Mais comme nous le savons, il n'est pas facile, par exemple, qu'une opératrice dans le textile devienne infirmière. Et donc, ce décalage entre les métiers exercés et les métiers possibles est extrêmement difficile à gérer.
Marie38 : Quelle est la solution pour les quadragénaires qui sont très diplômés et sans emploi ? Le Pôle emploi est-il une réponse adaptée ?
Il n'y a pas que Pôle emploi qui puisse répondre à ce besoin. Dans beaucoup de communes, il existe des structures qui aident des quadragénaires à se repositionner sur le marché du travail. Je regrette que nous ne sachions pas faire travailler également les quinquagénaires. Malgré les plans gouvernementaux acceptés par les partenaires sociaux, on assiste trop souvent à la mise à l'écart de personnes compétentes essentielles pour l'avenir de notre pays.
Fredic : Quels sont les principaux freins au retour à l'emploi en France ?

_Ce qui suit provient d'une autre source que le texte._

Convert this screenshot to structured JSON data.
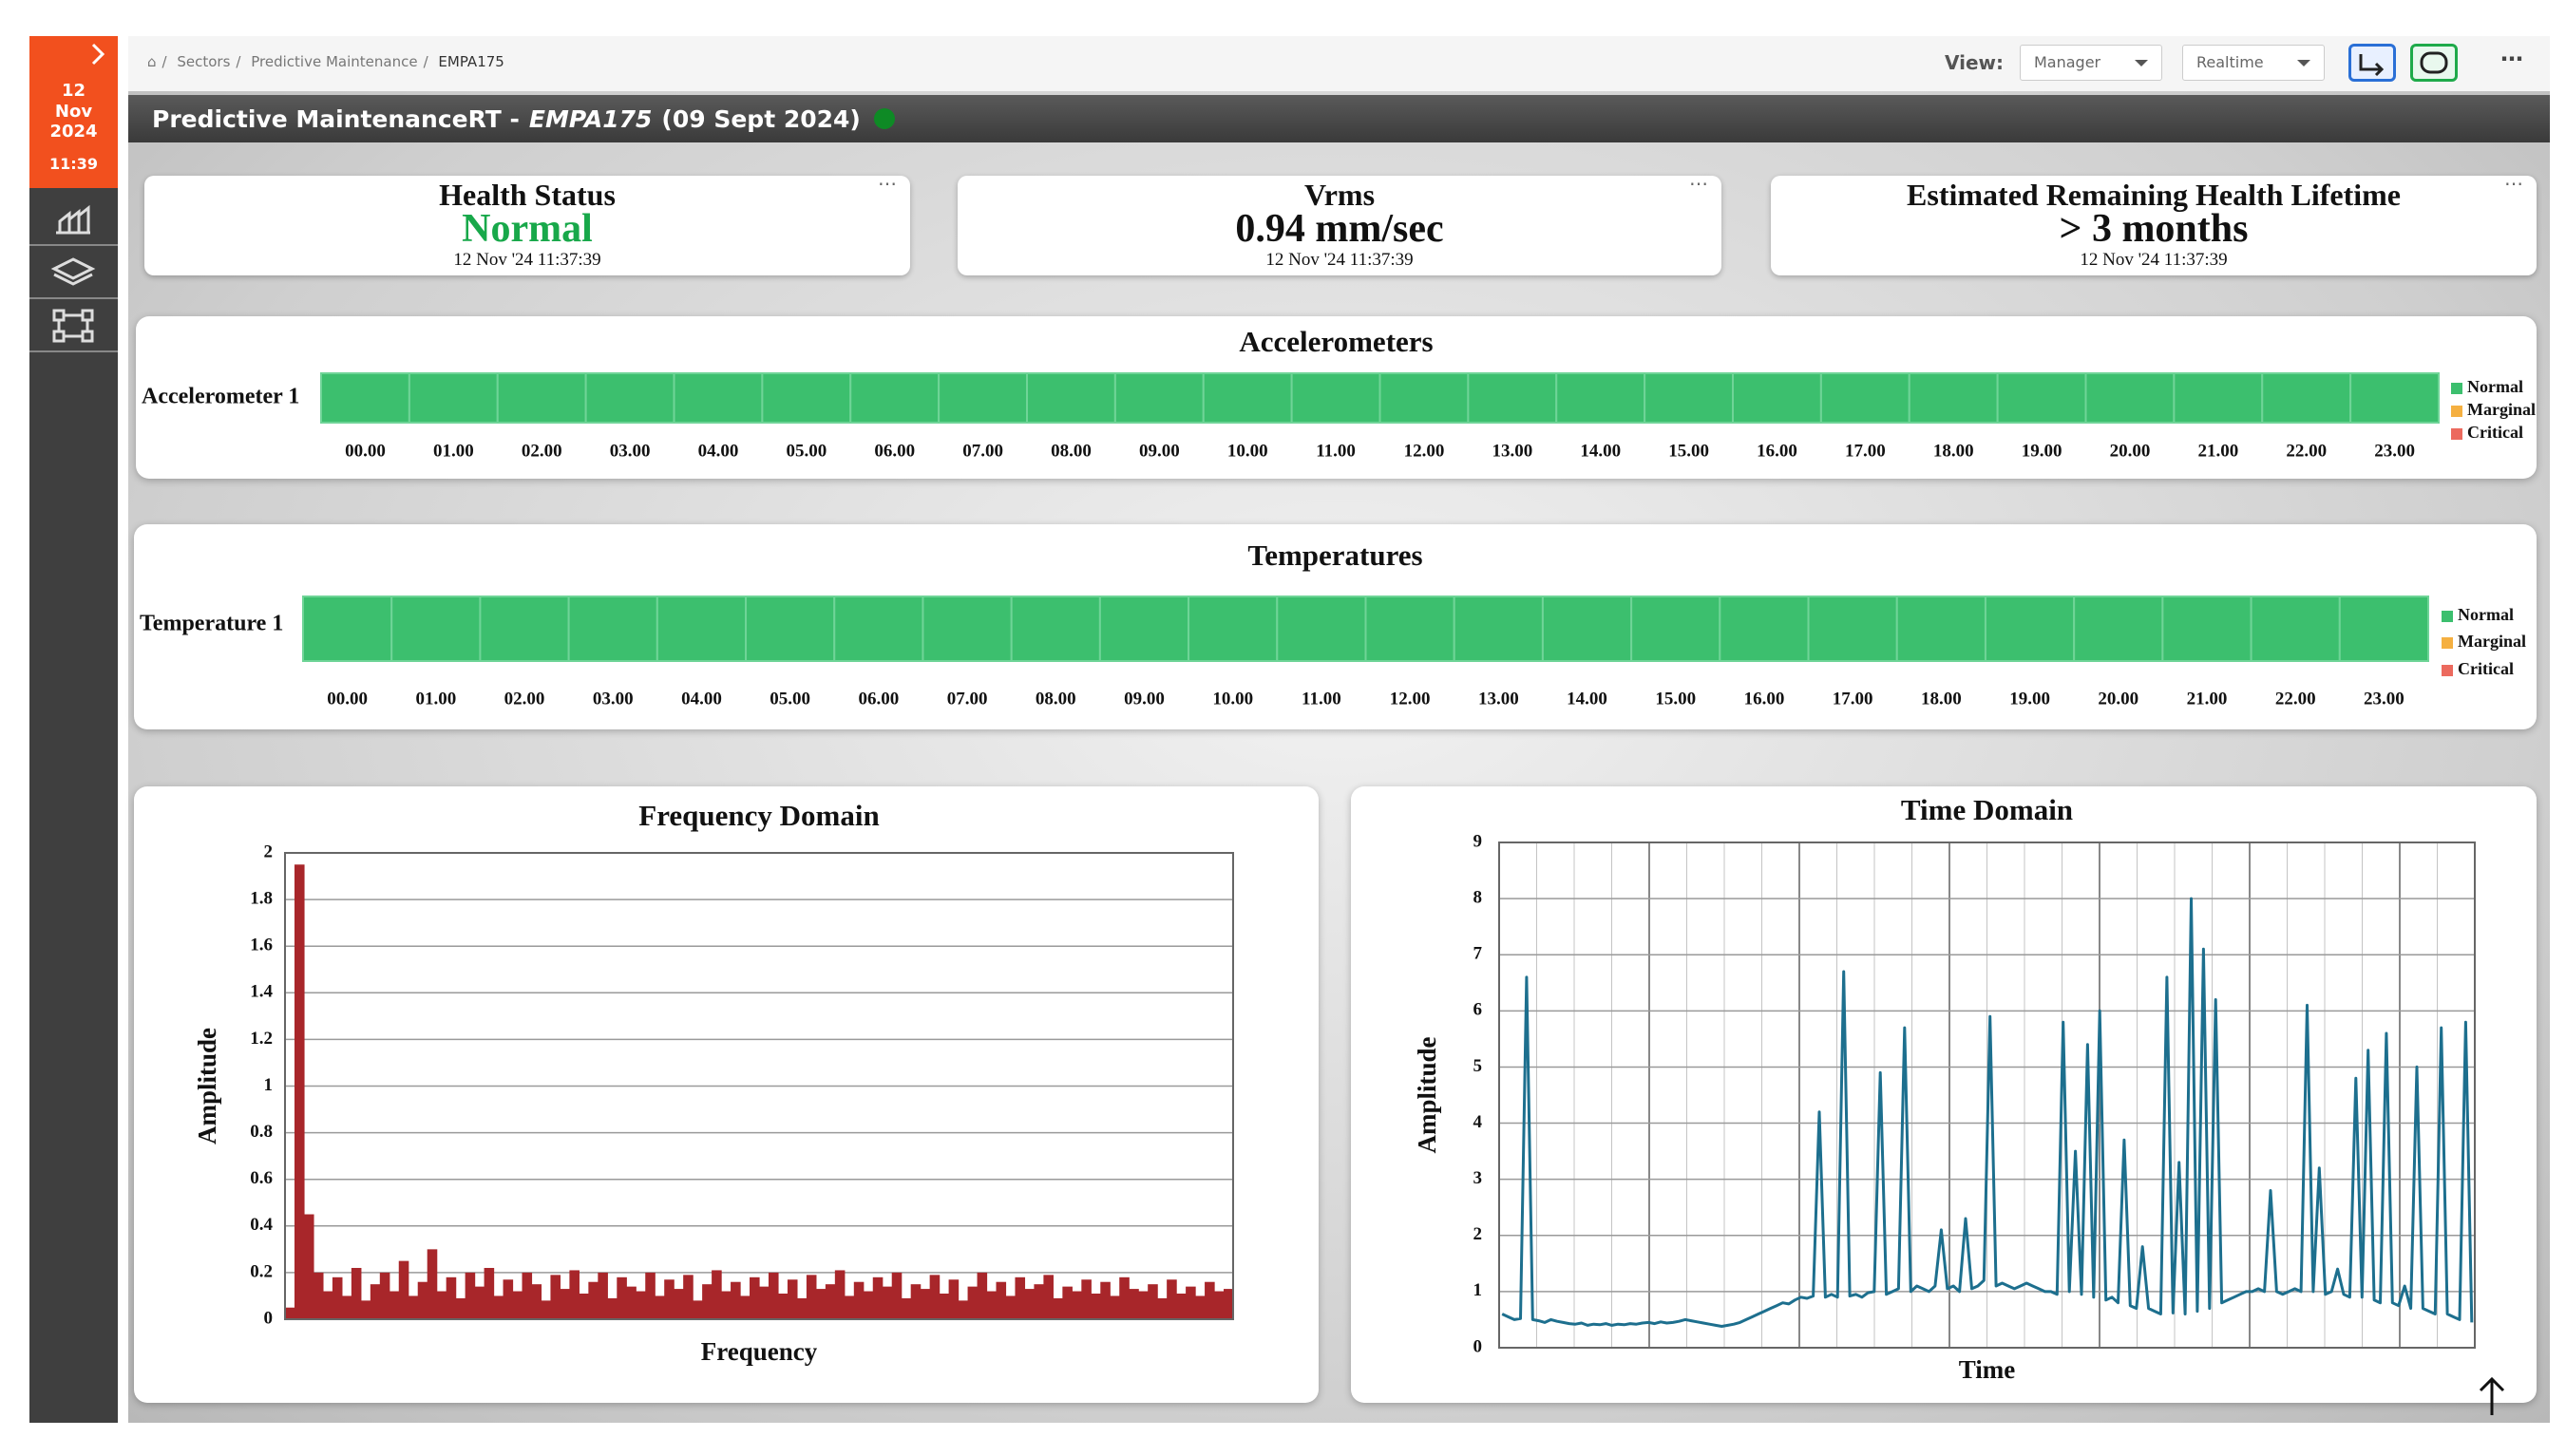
{
  "sidebar": {
    "day": "12",
    "month": "Nov",
    "year": "2024",
    "time": "11:39"
  },
  "breadcrumb": [
    "Sectors",
    "Predictive Maintenance",
    "EMPA175"
  ],
  "toolbar": {
    "view_label": "View:",
    "role": "Manager",
    "mode": "Realtime"
  },
  "header": {
    "title": "Predictive MaintenanceRT -",
    "asset": "EMPA175",
    "date": "(09 Sept 2024)"
  },
  "cards": [
    {
      "title": "Health Status",
      "value": "Normal",
      "value_color": "#18a84a",
      "timestamp": "12 Nov '24 11:37:39"
    },
    {
      "title": "Vrms",
      "value": "0.94 mm/sec",
      "value_color": "#111111",
      "timestamp": "12 Nov '24 11:37:39"
    },
    {
      "title": "Estimated Remaining Health Lifetime",
      "value": "> 3 months",
      "value_color": "#111111",
      "timestamp": "12 Nov '24 11:37:39"
    }
  ],
  "status_panels": [
    {
      "title": "Accelerometers",
      "row": "Accelerometer 1",
      "hours": [
        "00.00",
        "01.00",
        "02.00",
        "03.00",
        "04.00",
        "05.00",
        "06.00",
        "07.00",
        "08.00",
        "09.00",
        "10.00",
        "11.00",
        "12.00",
        "13.00",
        "14.00",
        "15.00",
        "16.00",
        "17.00",
        "18.00",
        "19.00",
        "20.00",
        "21.00",
        "22.00",
        "23.00"
      ],
      "cells": [
        "Normal",
        "Normal",
        "Normal",
        "Normal",
        "Normal",
        "Normal",
        "Normal",
        "Normal",
        "Normal",
        "Normal",
        "Normal",
        "Normal",
        "Normal",
        "Normal",
        "Normal",
        "Normal",
        "Normal",
        "Normal",
        "Normal",
        "Normal",
        "Normal",
        "Normal",
        "Normal",
        "Normal"
      ],
      "legend": [
        {
          "name": "Normal",
          "color": "#3cbf6e"
        },
        {
          "name": "Marginal",
          "color": "#f5b041"
        },
        {
          "name": "Critical",
          "color": "#ec6a5e"
        }
      ]
    },
    {
      "title": "Temperatures",
      "row": "Temperature 1",
      "hours": [
        "00.00",
        "01.00",
        "02.00",
        "03.00",
        "04.00",
        "05.00",
        "06.00",
        "07.00",
        "08.00",
        "09.00",
        "10.00",
        "11.00",
        "12.00",
        "13.00",
        "14.00",
        "15.00",
        "16.00",
        "17.00",
        "18.00",
        "19.00",
        "20.00",
        "21.00",
        "22.00",
        "23.00"
      ],
      "cells": [
        "Normal",
        "Normal",
        "Normal",
        "Normal",
        "Normal",
        "Normal",
        "Normal",
        "Normal",
        "Normal",
        "Normal",
        "Normal",
        "Normal",
        "Normal",
        "Normal",
        "Normal",
        "Normal",
        "Normal",
        "Normal",
        "Normal",
        "Normal",
        "Normal",
        "Normal",
        "Normal",
        "Normal"
      ],
      "legend": [
        {
          "name": "Normal",
          "color": "#3cbf6e"
        },
        {
          "name": "Marginal",
          "color": "#f5b041"
        },
        {
          "name": "Critical",
          "color": "#ec6a5e"
        }
      ]
    }
  ],
  "chart_data": [
    {
      "type": "bar",
      "title": "Frequency Domain",
      "x_label": "Frequency",
      "y_label": "Amplitude",
      "color": "#a8262a",
      "grid": true,
      "ylim": [
        0,
        2
      ],
      "yticks": [
        0,
        0.2,
        0.4,
        0.6,
        0.8,
        1,
        1.2,
        1.4,
        1.6,
        1.8,
        2
      ],
      "values": [
        0.05,
        1.95,
        0.45,
        0.2,
        0.12,
        0.18,
        0.1,
        0.22,
        0.08,
        0.15,
        0.2,
        0.12,
        0.25,
        0.1,
        0.16,
        0.3,
        0.12,
        0.18,
        0.09,
        0.2,
        0.14,
        0.22,
        0.1,
        0.17,
        0.12,
        0.2,
        0.15,
        0.08,
        0.19,
        0.13,
        0.21,
        0.11,
        0.16,
        0.2,
        0.09,
        0.18,
        0.14,
        0.12,
        0.2,
        0.1,
        0.17,
        0.13,
        0.19,
        0.08,
        0.15,
        0.21,
        0.12,
        0.16,
        0.1,
        0.18,
        0.14,
        0.2,
        0.11,
        0.17,
        0.09,
        0.19,
        0.13,
        0.15,
        0.21,
        0.1,
        0.16,
        0.12,
        0.18,
        0.14,
        0.2,
        0.09,
        0.15,
        0.13,
        0.19,
        0.11,
        0.17,
        0.08,
        0.14,
        0.2,
        0.12,
        0.16,
        0.1,
        0.18,
        0.13,
        0.15,
        0.19,
        0.09,
        0.14,
        0.12,
        0.17,
        0.11,
        0.16,
        0.1,
        0.18,
        0.13,
        0.12,
        0.15,
        0.09,
        0.17,
        0.11,
        0.14,
        0.1,
        0.16,
        0.12,
        0.13
      ]
    },
    {
      "type": "line",
      "title": "Time Domain",
      "x_label": "Time",
      "y_label": "Amplitude",
      "color": "#1d6f8e",
      "grid": true,
      "ylim": [
        0,
        9
      ],
      "yticks": [
        0,
        1,
        2,
        3,
        4,
        5,
        6,
        7,
        8,
        9
      ],
      "values": [
        0.6,
        0.55,
        0.5,
        0.52,
        6.6,
        0.5,
        0.48,
        0.45,
        0.5,
        0.47,
        0.45,
        0.43,
        0.42,
        0.44,
        0.4,
        0.42,
        0.41,
        0.43,
        0.4,
        0.42,
        0.41,
        0.43,
        0.42,
        0.44,
        0.45,
        0.43,
        0.46,
        0.44,
        0.45,
        0.47,
        0.5,
        0.48,
        0.46,
        0.44,
        0.42,
        0.4,
        0.38,
        0.4,
        0.42,
        0.45,
        0.5,
        0.55,
        0.6,
        0.65,
        0.7,
        0.75,
        0.8,
        0.78,
        0.85,
        0.9,
        0.88,
        0.92,
        4.2,
        0.9,
        0.95,
        0.9,
        6.7,
        0.92,
        0.95,
        0.9,
        0.98,
        1.0,
        4.9,
        0.95,
        1.0,
        1.05,
        5.7,
        1.0,
        1.1,
        1.05,
        1.0,
        1.1,
        2.1,
        1.05,
        1.1,
        1.0,
        2.3,
        1.05,
        1.1,
        1.2,
        5.9,
        1.1,
        1.15,
        1.1,
        1.05,
        1.1,
        1.15,
        1.1,
        1.05,
        1.0,
        1.0,
        0.95,
        5.8,
        1.0,
        3.5,
        0.95,
        5.4,
        0.9,
        6.0,
        0.85,
        0.9,
        0.8,
        3.7,
        0.75,
        0.7,
        1.8,
        0.7,
        0.65,
        0.6,
        6.6,
        0.62,
        3.3,
        0.6,
        8.0,
        0.65,
        7.1,
        0.7,
        6.2,
        0.8,
        0.85,
        0.9,
        0.95,
        1.0,
        1.0,
        1.05,
        1.0,
        2.8,
        1.0,
        0.95,
        1.0,
        1.05,
        1.0,
        6.1,
        1.0,
        3.2,
        0.95,
        1.0,
        1.4,
        0.95,
        0.9,
        4.8,
        0.9,
        5.3,
        0.85,
        0.8,
        5.6,
        0.8,
        0.75,
        1.1,
        0.7,
        5.0,
        0.7,
        0.65,
        0.6,
        5.7,
        0.6,
        0.55,
        0.5,
        5.8,
        0.45
      ]
    }
  ]
}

Je crois que la période des quinze dernières années a vu une stagnation des projets industriels et l'acceptation un peu passive d'une mondialisation qui consistait à supprimer des structures de production en France et à les recréer dans l'Asie du Sud-Est ou l'Amérique latine. Pour moi, l'obstacle principal à l'emploi, c'est le manque de projets.

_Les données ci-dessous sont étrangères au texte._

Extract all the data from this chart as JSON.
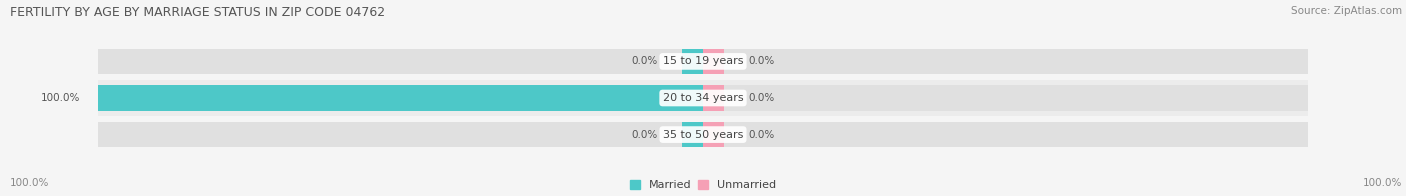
{
  "title": "FERTILITY BY AGE BY MARRIAGE STATUS IN ZIP CODE 04762",
  "source": "Source: ZipAtlas.com",
  "categories": [
    "15 to 19 years",
    "20 to 34 years",
    "35 to 50 years"
  ],
  "married_values": [
    0.0,
    100.0,
    0.0
  ],
  "unmarried_values": [
    0.0,
    0.0,
    0.0
  ],
  "married_color": "#4dc8c8",
  "unmarried_color": "#f5a0b5",
  "bar_bg_color": "#e0e0e0",
  "row_bg_even": "#ececec",
  "row_bg_odd": "#f5f5f5",
  "fig_bg_color": "#f5f5f5",
  "title_fontsize": 9,
  "source_fontsize": 7.5,
  "label_fontsize": 7.5,
  "cat_label_fontsize": 8,
  "x_min": -100,
  "x_max": 100,
  "bar_height": 0.7,
  "stub_size": 3.5,
  "left_axis_label": "100.0%",
  "right_axis_label": "100.0%"
}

Fredic : La France est-elle un pays d'avenir en matière d'emploi ? Formulé différemment, les personnes qualifiées ont-elles intérêt à quitter la France pour faire une carrière intéressante ?

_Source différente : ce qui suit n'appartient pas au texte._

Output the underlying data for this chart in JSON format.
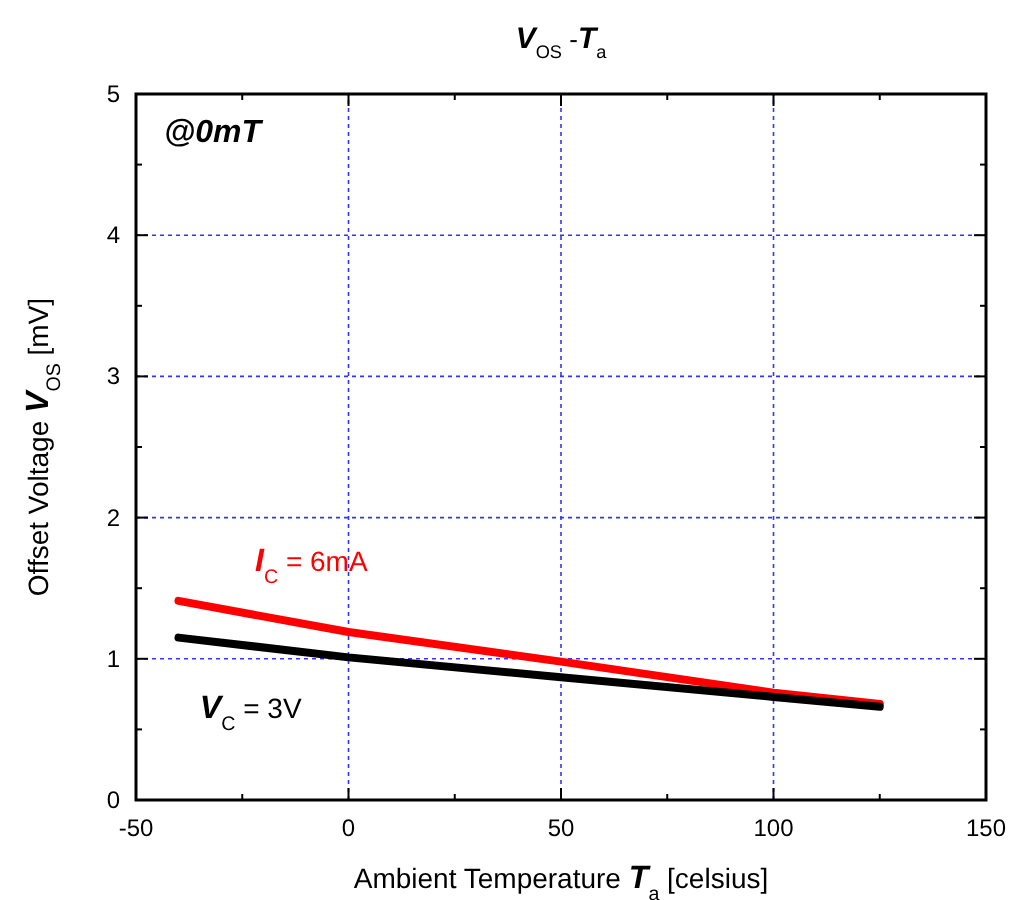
{
  "chart_data": {
    "type": "line",
    "title": "V$_{OS}$-T$_{a}$",
    "xlabel": "Ambient Temperature T$_{a}$ [celsius]",
    "ylabel": "Offset Voltage V$_{OS}$ [mV]",
    "xlim": [
      -50,
      150
    ],
    "ylim": [
      0,
      5
    ],
    "xticks": [
      -50,
      {
        "value": -25,
        "label": null
      },
      0,
      {
        "value": 25,
        "label": null
      },
      50,
      {
        "value": 75,
        "label": null
      },
      100,
      {
        "value": 125,
        "label": null
      },
      150
    ],
    "yticks": [
      0,
      {
        "value": 0.5,
        "label": null
      },
      1,
      {
        "value": 1.5,
        "label": null
      },
      2,
      {
        "value": 2.5,
        "label": null
      },
      3,
      {
        "value": 3.5,
        "label": null
      },
      4,
      {
        "value": 4.5,
        "label": null
      },
      5
    ],
    "grid": true,
    "line_style": "solid",
    "marker": "none",
    "x": [
      -40,
      0,
      50,
      100,
      125
    ],
    "series": [
      {
        "name": "I$_{C}$ = 6mA",
        "color": "#ff0000",
        "values": [
          1.41,
          1.19,
          0.98,
          0.76,
          0.68
        ]
      },
      {
        "name": "V$_{C}$ = 3V",
        "color": "#000000",
        "values": [
          1.15,
          1.01,
          0.87,
          0.73,
          0.66
        ]
      }
    ],
    "annotations": [
      "@0mT"
    ]
  }
}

Ma position est en fait que la France a des atouts considérables, en particulier une main-d'oeuvre très qualifiée et une grande inventivité. Malheureusement, nous ne savons pas passer facilement du laboratoire à la production. La politique des pôles de compétitivité est un exemple qu'il faut développer pour créer des emplois de haut niveau dans notre pays.
Camille_M : Le modèle danois est intéressant, mais jusqu'à quel point est-il adaptable à la situation française, qui connaît un taux de chômage plus élevé, qui est un plus grand pays que le Danemark, et où la culture d'entreprise et la culture de négociation sont très différentes ? L'exemple des pays nordiques est très particulier et repose sur le fait qu'il s'agit de petits pays au consensus social fort.
Une des clés de la réussite dans ce domaine, c'est la décentralisation. Il me semble que les régions doivent prendre toute leur place pour recréer, dans leur contexte, dans leur zone, des dynamiques économiques qui ne dépendent pas seulement de l'Etat. Les schémas directeurs de développement économique sont un levier que nous n'utilisons pas encore suffisamment, mais ils peuvent créer dans la plupart des régions des opportunités que nous ne savons pas encore exploiter.